The above scenario was seen in the case of Paxton & Paxton (2016) FCCA 1689. Ultimately, the Court declined to make the orders sought by the husband’s Estate.

One of the factors that the Court considered was the fact that had the proceedings not been commenced, then the former matrimonial home is likely to have been transferred to the wife under the rights of survivorship.

The Court held that it was not just and equitable, that is, fair to make any orders altering the property interests of the parties in circumstances where the wife and children had significant future needs, and the future needs of the husband were non- existent given his passing.

If family law proceedings are ongoing, what happens to the deceased party’s Will?

Where property proceedings in the Family Court are ongoing, and an application for family provision under the State legislation has been made, the Family Court proceedings must be dealt with first. This is because the outcome of the family law proceedings will determine what remains in the estate available for division between the beneficiaries of the deceased’s estate.

It is important to remember that usually the “family law asset pool” is likely to be bigger than the assets of the Estate. This is because a number of assets are simply not caught in the wills and estates area of law, for example, superannuation. This is dealt with separately.

Therefore, it may be advantageous to make an application for property division under the Family Law Act to ensure that these assets are included in the pool available for division.
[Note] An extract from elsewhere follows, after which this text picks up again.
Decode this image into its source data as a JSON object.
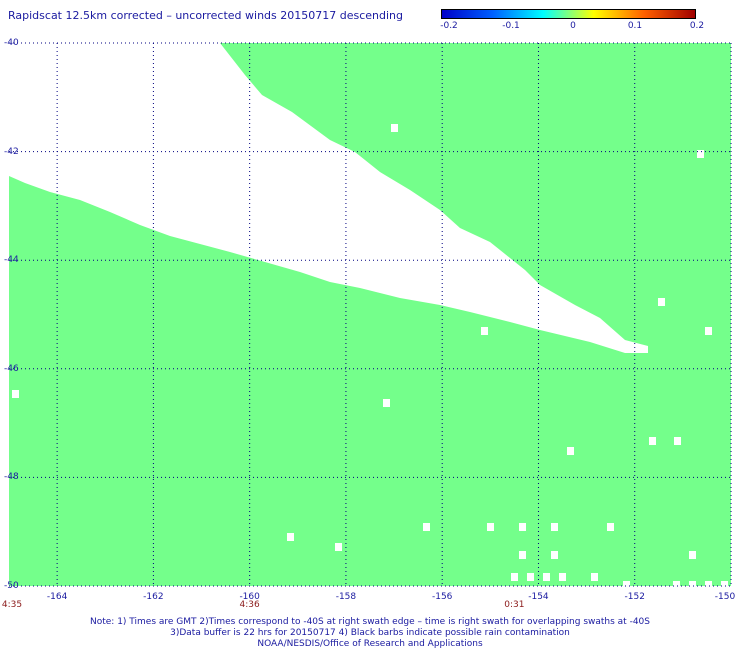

What happens if my spouse dies before family law proceedings are commenced?

Where family law proceedings under the Family Law Act have not been instituted prior to the death of a person, their surviving spouse is limited to bringing a claim under the relevant State legislation. In Victoria, this is the Administration and Probate Act 1958 (Vic). In NSW, this is the probate and Administration Act 1898 (NSW).

If you are seeking an alteration of property interests in the event of the breakdown of your relationship (or in a situation of “involuntary separation” such as one person becoming legally incapacitated) and it is a case where death is imminent, we recommend seeking legal advice as soon as possible in the event that an urgent application in the family law courts is necessary.